Así es la vida de Miguel, el hijo de Julio Iglesias y Miranda Rijnsburger que pocos conocen

Cómo vive el primer hijo del segundo matrimonio del cantante.
domingo, 6 de diciembre de 2020 · 03:15

Julio Iglesias es reconocido por ser el cantante español con más discos vendidos en la historia, y a su vez, por ser el cantante que más amoríos tuvo a lo largo de su vida. Sin embargo, el artista solo se casó dos veces.

La primera vez, fue con la filipina Isabel Preysler, y tuvieron tres hijos. Y, la segunda, con la holandesa Miranda Rijnsburger con quien el cantante tuvo cinco hijos, y el primero de ellos fue Miguel Iglesias, que acaba de cumplir 23 años.

Miguel Alejandro Iglesias, junto a su novia. 

Miguel Alejandro Iglesias se independizó a sus 20 años, y abandonó la casa familiar de Miami donde vivía con su padre, su madre y sus cuatro hermanos. La raíz de esta decisión habría sido que Miguel se llevaba muy mal con el cantante.

Desde ese momento, el hijo de Julio Iglesias mantiene un perfil muy bajo y poco se conoce de él. Siempre optó por no decir que es “hijo de” y ganarse sus logros por su trabajo y su dedicación, sin la ayuda de su apellido.

Julio Iglesias.

Tal como su hermano mayor, el cantante Enrique Iglesias, fruto del primer matrimonio del madrileño, Miguel sueña con llegar a ser algún día un reconocido productor del mundo de la música.

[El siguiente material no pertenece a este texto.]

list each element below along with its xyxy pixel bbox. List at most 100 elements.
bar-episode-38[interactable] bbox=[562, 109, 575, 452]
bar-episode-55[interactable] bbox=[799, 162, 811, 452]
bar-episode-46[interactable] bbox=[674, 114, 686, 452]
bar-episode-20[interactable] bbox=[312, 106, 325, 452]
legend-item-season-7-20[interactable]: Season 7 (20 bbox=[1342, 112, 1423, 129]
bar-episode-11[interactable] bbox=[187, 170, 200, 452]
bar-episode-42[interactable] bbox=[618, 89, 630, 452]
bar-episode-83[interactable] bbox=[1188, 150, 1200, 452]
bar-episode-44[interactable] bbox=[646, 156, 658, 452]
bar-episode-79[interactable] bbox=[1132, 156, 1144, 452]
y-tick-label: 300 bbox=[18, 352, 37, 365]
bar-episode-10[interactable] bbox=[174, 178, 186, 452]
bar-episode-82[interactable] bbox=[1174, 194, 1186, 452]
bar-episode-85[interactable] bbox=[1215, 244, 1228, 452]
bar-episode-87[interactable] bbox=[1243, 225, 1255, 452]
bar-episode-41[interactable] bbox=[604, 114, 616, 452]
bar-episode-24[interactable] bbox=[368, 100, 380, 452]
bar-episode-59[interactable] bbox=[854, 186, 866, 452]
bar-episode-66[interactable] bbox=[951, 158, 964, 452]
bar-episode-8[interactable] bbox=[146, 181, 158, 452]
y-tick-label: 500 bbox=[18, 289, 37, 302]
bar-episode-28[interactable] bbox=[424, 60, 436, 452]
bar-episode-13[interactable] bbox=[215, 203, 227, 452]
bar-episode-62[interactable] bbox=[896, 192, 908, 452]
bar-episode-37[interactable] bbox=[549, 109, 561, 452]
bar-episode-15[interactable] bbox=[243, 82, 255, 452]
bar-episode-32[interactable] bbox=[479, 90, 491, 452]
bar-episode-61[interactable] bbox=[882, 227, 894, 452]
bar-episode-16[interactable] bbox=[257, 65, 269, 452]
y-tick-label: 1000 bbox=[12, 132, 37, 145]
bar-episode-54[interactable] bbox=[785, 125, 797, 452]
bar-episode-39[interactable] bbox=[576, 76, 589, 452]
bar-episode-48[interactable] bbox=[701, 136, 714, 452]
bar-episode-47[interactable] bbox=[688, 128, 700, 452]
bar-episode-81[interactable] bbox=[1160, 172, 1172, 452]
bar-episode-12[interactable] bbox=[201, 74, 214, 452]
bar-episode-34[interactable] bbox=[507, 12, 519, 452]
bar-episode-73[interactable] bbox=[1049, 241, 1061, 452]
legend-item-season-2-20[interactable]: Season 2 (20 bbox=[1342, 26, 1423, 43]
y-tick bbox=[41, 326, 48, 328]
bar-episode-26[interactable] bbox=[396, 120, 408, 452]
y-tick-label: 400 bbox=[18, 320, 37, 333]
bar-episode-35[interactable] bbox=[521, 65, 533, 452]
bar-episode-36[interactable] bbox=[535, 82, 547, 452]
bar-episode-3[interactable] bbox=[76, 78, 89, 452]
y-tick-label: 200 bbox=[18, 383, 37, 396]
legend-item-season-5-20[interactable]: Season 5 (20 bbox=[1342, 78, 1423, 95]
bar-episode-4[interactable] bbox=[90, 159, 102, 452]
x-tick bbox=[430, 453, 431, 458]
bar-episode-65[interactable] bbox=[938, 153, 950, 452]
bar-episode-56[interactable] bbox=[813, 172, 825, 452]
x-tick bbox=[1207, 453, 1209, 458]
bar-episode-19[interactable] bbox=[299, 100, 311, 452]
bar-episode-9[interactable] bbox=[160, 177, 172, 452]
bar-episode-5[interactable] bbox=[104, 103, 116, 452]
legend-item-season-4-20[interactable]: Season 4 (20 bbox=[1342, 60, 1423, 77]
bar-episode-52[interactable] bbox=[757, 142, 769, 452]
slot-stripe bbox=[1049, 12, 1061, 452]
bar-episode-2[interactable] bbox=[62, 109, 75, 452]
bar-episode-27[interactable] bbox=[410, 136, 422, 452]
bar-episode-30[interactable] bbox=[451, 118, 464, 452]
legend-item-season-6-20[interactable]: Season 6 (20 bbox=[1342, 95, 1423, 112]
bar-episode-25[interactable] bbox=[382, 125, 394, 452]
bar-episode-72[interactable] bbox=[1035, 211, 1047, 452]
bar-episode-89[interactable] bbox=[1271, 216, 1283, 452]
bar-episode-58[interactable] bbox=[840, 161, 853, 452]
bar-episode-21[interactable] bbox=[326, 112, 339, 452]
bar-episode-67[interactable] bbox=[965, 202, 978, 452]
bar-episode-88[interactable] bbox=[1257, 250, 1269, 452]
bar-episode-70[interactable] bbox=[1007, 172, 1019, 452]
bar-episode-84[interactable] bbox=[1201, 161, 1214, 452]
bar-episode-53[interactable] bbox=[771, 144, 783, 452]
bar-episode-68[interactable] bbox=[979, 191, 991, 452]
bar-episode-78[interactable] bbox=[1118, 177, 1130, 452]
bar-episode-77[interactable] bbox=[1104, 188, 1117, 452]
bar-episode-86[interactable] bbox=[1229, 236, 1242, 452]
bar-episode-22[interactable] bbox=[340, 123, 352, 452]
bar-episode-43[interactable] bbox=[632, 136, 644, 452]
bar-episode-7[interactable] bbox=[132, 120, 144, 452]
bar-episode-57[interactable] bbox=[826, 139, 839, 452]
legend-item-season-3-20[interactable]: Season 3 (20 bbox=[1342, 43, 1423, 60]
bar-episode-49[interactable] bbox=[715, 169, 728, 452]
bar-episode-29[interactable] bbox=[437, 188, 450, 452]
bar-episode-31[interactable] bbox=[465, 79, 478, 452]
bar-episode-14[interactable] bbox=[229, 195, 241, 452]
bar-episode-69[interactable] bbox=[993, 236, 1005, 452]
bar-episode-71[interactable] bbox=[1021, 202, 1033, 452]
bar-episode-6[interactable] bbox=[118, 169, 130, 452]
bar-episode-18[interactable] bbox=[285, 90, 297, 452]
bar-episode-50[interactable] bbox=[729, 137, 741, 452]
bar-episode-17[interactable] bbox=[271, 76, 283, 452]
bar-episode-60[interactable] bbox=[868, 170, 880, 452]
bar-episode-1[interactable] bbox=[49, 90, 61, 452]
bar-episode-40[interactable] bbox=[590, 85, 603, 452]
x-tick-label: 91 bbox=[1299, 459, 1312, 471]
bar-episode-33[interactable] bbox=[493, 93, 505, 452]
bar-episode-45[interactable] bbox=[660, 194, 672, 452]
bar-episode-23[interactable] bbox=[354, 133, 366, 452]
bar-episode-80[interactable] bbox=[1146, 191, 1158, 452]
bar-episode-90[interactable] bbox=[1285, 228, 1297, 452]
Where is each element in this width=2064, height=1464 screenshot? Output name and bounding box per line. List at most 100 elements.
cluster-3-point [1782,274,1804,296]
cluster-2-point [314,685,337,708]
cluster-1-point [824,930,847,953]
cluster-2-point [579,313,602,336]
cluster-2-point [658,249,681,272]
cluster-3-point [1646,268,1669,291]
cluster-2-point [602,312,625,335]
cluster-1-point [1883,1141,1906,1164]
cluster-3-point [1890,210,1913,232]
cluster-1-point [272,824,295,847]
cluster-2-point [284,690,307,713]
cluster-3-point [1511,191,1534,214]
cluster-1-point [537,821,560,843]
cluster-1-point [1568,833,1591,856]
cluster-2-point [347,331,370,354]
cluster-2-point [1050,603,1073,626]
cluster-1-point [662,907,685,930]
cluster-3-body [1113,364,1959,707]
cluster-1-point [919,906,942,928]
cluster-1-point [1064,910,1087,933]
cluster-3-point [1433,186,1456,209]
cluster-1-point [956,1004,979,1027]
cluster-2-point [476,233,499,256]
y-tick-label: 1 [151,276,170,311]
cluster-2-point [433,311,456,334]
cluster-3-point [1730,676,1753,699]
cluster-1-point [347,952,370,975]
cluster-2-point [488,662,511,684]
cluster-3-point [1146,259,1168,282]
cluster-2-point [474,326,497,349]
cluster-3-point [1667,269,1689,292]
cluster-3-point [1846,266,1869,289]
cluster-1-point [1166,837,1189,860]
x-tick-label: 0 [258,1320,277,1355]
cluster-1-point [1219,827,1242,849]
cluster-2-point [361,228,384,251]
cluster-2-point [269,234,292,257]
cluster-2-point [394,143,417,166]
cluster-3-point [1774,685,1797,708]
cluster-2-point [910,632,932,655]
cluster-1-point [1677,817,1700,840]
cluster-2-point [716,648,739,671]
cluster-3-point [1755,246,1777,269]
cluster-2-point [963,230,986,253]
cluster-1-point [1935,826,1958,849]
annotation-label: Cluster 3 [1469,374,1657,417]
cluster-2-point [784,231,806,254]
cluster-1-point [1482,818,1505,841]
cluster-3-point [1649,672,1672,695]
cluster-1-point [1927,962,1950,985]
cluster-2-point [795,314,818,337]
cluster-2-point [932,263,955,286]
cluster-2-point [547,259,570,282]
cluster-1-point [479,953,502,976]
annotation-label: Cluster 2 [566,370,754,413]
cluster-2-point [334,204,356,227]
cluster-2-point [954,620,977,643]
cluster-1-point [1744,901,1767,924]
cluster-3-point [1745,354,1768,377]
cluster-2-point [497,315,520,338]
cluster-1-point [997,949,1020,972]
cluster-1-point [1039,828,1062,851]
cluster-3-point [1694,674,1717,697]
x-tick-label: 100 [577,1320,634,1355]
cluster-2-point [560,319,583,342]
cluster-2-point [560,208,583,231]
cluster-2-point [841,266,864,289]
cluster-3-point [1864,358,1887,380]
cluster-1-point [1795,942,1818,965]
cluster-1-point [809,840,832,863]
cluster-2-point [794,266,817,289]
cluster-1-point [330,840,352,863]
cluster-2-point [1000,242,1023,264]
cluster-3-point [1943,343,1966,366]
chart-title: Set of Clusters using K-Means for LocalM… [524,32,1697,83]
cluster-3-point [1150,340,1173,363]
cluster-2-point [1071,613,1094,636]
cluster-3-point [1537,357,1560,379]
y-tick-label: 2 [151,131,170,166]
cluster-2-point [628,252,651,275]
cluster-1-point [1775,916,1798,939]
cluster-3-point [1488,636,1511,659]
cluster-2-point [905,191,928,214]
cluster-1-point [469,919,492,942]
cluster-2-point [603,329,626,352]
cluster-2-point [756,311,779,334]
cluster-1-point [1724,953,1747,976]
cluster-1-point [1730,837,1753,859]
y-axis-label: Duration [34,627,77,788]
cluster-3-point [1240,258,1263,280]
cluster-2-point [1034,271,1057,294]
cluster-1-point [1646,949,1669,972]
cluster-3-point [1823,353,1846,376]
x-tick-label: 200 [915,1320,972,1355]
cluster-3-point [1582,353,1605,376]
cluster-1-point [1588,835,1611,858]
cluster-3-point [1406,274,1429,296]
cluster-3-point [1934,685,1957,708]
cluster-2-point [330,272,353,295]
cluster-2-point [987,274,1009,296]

Mientras tanto, el cuarto hijo del artista se desempeña como asesor en “ONE Sotheby´s International Realty”, una agencia inmobiliaria que se encarga de comprar y vender lujosas mansiones en la ciudad de Miami.

La foto que subió Julio Iglesias con Diego Armando Maradona, a su cuenta de Instagram. 

Hace pocos días, el cantante fue noticia en los medios por haberse despedido a través de su cuenta oficial de Instagram del astro del fútbol, Diego Armando Maradona, con quien compartía una gran amistad.

Sé que tienes preparado un campo de fútbol en el cielo y seguro que estás formando un equipo imbatible, el equipo con el que vamos a seguir soñando todos. Descansa en paz.